Asked about Ms. Ma’s death, a staff member who answered the phone at the hospital said she had no information.

Neighborhood officials, responsible for overseeing locked-down streets, have also staggered under their workloads. Recordings said to be of phone calls between residents and officials, in which the officials express frustration or helplessness, have circulated widely online.

An exhausted quarantine worker in Shanghai in March.Credit…Qilai Shen for The New York Times

On Thursday, the authorities confirmed the death of Qian Wenxiong, an official with Shanghai’s health commission. They did not give a cause, but Hu Xijin, the former editor of a state-run tabloid, wrote on social media that Mr. Qian committed suicide.

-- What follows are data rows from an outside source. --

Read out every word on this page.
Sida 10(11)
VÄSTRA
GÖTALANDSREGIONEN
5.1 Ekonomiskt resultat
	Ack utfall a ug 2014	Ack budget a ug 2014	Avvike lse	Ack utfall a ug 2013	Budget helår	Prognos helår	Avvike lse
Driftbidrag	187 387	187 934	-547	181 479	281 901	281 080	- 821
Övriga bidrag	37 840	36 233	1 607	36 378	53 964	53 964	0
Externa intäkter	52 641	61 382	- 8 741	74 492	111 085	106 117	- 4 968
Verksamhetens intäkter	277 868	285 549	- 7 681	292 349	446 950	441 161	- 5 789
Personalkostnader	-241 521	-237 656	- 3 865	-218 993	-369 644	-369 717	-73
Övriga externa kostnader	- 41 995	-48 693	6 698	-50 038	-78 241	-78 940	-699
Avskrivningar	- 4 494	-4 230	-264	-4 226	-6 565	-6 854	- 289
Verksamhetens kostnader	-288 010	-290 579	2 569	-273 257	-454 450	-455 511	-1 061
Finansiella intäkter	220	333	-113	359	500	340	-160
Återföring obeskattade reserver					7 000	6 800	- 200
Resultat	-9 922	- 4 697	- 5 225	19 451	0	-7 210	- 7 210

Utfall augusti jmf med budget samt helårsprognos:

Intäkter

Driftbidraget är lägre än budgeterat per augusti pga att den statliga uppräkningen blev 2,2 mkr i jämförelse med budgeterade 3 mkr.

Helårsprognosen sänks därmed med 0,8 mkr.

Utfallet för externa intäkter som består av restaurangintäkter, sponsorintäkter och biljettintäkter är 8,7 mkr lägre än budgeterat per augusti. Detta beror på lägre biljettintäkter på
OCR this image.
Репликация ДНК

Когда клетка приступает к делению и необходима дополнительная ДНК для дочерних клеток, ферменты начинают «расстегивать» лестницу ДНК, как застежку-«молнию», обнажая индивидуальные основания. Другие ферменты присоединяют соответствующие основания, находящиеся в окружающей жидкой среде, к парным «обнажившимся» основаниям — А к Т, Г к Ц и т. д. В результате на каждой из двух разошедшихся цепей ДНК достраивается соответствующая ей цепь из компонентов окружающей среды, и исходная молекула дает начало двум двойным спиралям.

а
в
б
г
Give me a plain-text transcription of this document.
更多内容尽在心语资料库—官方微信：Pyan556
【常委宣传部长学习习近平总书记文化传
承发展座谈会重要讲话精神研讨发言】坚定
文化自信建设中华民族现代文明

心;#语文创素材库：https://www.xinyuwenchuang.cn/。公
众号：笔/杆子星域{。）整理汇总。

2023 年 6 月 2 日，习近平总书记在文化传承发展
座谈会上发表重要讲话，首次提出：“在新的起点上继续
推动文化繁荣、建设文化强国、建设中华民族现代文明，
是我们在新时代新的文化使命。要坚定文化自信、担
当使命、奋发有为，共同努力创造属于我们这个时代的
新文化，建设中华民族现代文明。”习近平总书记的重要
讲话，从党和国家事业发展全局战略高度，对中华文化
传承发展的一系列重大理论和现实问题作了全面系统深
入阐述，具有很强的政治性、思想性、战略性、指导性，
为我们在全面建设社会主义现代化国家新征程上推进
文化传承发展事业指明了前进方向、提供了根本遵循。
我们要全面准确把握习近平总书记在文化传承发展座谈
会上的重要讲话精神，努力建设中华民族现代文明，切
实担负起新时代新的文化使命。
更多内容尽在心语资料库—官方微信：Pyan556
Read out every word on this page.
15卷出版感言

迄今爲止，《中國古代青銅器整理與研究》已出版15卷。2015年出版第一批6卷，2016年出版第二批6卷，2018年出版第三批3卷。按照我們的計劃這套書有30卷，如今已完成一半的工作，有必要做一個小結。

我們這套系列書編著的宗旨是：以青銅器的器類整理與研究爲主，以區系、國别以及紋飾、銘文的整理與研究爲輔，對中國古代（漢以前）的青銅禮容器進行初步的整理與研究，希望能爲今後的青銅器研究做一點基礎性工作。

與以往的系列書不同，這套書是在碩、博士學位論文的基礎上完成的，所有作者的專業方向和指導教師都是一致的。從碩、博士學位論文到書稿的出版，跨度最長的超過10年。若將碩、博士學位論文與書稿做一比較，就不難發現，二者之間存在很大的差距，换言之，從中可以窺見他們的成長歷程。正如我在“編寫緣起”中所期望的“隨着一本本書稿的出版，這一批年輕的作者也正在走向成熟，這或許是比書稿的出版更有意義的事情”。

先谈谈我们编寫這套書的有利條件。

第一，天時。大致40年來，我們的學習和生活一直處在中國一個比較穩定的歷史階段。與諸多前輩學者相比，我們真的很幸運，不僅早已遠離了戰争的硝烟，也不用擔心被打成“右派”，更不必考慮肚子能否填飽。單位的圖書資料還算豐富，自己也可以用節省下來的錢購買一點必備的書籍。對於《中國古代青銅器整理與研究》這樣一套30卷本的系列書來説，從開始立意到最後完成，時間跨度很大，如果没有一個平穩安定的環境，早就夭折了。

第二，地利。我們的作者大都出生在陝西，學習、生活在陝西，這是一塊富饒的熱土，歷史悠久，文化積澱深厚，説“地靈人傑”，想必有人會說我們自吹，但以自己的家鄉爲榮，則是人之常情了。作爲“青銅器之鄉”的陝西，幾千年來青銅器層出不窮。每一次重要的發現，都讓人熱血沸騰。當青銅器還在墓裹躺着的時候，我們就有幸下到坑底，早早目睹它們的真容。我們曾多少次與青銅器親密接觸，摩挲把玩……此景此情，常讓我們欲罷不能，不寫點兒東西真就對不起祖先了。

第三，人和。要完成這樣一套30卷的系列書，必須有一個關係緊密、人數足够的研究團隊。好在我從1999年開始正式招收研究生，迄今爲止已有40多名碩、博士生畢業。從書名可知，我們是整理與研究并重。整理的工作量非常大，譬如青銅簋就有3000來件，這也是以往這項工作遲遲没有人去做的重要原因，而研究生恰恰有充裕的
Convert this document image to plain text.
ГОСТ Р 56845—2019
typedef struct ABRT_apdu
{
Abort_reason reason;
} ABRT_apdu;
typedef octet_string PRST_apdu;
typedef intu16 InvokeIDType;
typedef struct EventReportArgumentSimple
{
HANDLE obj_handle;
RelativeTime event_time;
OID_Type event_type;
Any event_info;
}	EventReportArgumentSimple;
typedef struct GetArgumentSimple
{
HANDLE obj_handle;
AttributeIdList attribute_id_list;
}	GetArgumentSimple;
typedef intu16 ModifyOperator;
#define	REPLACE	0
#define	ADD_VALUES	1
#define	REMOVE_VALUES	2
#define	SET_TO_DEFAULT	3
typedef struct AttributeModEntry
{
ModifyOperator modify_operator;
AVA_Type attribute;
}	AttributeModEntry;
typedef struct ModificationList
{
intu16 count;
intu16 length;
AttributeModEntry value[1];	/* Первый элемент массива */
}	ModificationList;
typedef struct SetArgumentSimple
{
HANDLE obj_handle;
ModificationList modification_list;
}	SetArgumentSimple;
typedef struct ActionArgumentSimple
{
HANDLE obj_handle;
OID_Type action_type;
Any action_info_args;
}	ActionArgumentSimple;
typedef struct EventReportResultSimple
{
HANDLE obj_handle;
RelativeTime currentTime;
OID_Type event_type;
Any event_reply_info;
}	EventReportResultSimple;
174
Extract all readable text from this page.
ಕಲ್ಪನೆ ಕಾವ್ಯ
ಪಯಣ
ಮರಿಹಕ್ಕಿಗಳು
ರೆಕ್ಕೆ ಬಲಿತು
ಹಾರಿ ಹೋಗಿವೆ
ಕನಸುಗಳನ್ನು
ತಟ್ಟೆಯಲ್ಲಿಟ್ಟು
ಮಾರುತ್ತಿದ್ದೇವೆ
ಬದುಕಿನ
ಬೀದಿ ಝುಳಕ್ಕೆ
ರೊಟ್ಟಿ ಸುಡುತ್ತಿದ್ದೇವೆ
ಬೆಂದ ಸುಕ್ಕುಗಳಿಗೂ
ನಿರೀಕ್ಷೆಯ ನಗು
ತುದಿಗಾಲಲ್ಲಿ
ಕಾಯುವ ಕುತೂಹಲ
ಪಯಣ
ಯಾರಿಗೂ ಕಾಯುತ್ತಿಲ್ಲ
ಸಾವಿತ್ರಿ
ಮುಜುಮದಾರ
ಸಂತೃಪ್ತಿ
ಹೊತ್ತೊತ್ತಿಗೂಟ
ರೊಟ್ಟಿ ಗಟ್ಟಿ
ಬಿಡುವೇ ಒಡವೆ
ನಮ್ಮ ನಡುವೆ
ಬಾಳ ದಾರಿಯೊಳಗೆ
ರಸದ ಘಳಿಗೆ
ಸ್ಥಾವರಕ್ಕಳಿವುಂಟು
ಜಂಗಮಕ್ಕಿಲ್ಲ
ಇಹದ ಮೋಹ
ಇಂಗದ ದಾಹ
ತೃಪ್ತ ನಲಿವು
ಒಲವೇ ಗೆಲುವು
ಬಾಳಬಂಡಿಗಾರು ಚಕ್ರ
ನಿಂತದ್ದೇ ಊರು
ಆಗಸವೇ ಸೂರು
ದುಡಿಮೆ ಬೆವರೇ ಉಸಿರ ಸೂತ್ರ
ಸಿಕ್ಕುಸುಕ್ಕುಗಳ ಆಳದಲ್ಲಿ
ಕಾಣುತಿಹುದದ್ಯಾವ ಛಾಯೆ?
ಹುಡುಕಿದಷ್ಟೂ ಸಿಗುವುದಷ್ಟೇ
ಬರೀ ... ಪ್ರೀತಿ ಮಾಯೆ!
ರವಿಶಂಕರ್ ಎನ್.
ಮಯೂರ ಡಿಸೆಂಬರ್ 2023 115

“This tragedy has of course intensified the impression that Shanghai’s epidemic prevention has become an unbearably heavy burden for some grass-roots workers,” he wrote.

The need to weigh the costs of such strenuous containment will only grow as Omicron continues to spread, along with any future variants that are similarly more contagious but seem to cause less severe illness.

“This is not the final one,” Professor Chen, from Oxford, said of Shanghai’s lockdown. “I think this needs to be properly evaluated, to try to find a way to mitigate the hazards.”